Appellee’s counsel in their brief on this appeal seek to sustain the judgment appealed from on the ground that the Board has the exclusive jurisdiction of all questions affecting and relating to compensation of injured employees, such as the amount thereof, the duration thereof (dependent upon the extent of the injury) and under what facts and circumstances compensation should cease, or be suspended. A number of cases are cited sustaining such contention by appellee’s counsel, and no opinion of this court has ever held to the contrary. But appellant’s response, to which the court sustained a demurrer, does not raise any such question, i. e., the exclusiveness of the Board’s jurisdiction in regard to any of the matters stated. If appellee desired to raise such question and to have the Board pass upon it, he should have done so by a counter-pleading setting up a legal excuse for abandonment of the employment furnished him by appellant as his employer. Instead, as recited above, he demurred to the response which admitted the facts stated therein. It is true that he, pending the demurrer, entered a general denial of the facts stated in the response but which did not raise the question of legal excuse for his quitting that service. If he had no such legal excuse and appellant, as alleged in its response, was able and willing to continue his seryice, then appellant was excused from making the weekly payments directed by the award as long as it was able and willing to furnish such employment and appellee was able to perform it, or was without legal excuse to cease his service thereunder.
Our conclusions as so expressed are the only legitimate ones that may be drawn from the language of KRS 342.305, supra, since as stated in brief of appellant’s counsel,' “To argue otherwise would render useless any such provision (section 342.115 supra) of an award by the Board when such a provision has been upheld by this court in numerous cases. ’ ’ (Our parenthesis.) Two of such cases to which counsel refer are: Consolidation *297Coal Co. v. Ditty, 286 Ky. 395, 150 S. W. 2d 672, 673, and Lawson v.
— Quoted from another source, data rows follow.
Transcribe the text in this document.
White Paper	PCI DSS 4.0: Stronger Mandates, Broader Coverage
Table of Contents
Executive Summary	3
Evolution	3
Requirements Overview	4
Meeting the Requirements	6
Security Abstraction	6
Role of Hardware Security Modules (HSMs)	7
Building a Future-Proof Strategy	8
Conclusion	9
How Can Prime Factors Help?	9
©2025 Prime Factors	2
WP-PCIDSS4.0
Wisconsin Coal Corporation, 290 Ky. 375, 161 S. W. 2d 600. The latter case presented a state of facts practically identical with those contained in this record wherein there was an award for partial permanent disability.
If appellee on remand of this case to the Harlan circuit court should allege a legal excuse for having quit the service of appellant on August 11, 1913, so as to raise the issue of his right to collect compensation after ceasing to serve in the employment furnished him by appellant, then the court should remand the case to the Board for it to determine the issue of the existence or nonexistence of such excuse.
Wherefore, the judgment is reversed with directions to set it aside and to overrule appellee’s demurrer to appellant’s response, and for other proceedings consistent with this opinion.